Petrol prices in Sydney and Brisbane averaged $2.18 a litre on Tuesday, $2.16 a litre in Melbourne, $2.12 in Canberra and $1.94 in Perth, according to Motormouth.
That has pushed average weekly petrol bills to a record high of more than $73.15 and up nearly 25% from the February average, according to AMP analysis assuming a typical household using 35 litres a week at $2.09.
Reflecting the climbing potential for higher interest rates, the Australian dollar pushed higher to 71.6 US cents, in defiance of turmoil in global financial markets that would normally trigger selling in the Aussie.
There have been wild gyrations in energy markets as traders react to often conflicting statements from Donald Trump about when the new Middle East war will end.
The Brent crude international oil price benchmark climbed to nearly US$120 this week before collapsing to US$88.23 in Wednesday afternoon trade, according to Bloomberg – still 40% higher than at the start of the year.
Hauser in his interview said the central bank was updating its inflation forecasts in response to the shock of higher energy costs, “but it clearly is the case that it’s an upside risk to that projection in February”.

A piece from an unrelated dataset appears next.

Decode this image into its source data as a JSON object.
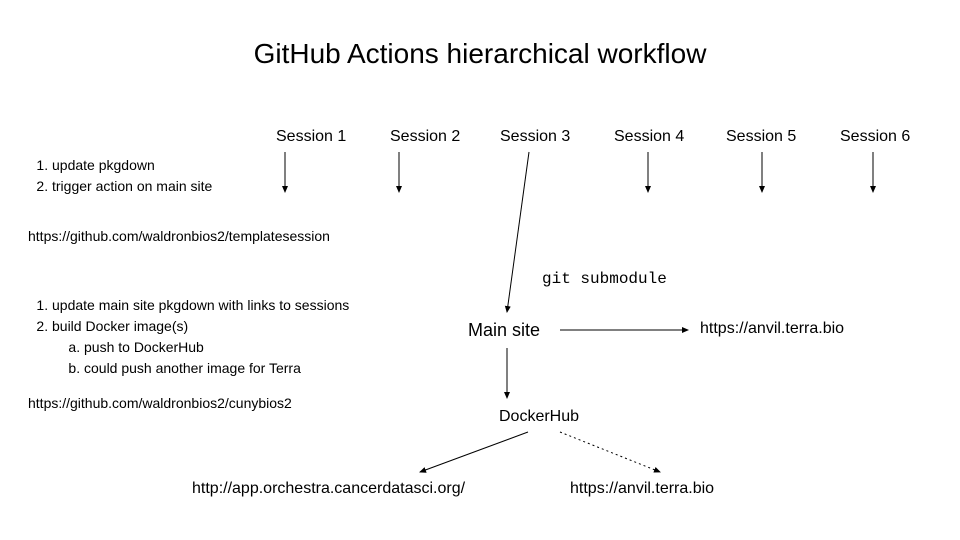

With financial markets now pricing in the potential for a third rate hike by November, the deputy governor said inflation at 3.8% was already “well above our target range” of 2% to 3%.
But he said the board would also consider the prospect that higher energy costs will weigh on the global economy, which would argue against a rate increase next week.
“I think there will be a very genuine debate,” Hauser said.
“Inflation is too high. Higher prices don’t help that debate. But there are arguments on both sides and I think if ever there was a time when board members will earn their meagre salary, it will be this month.”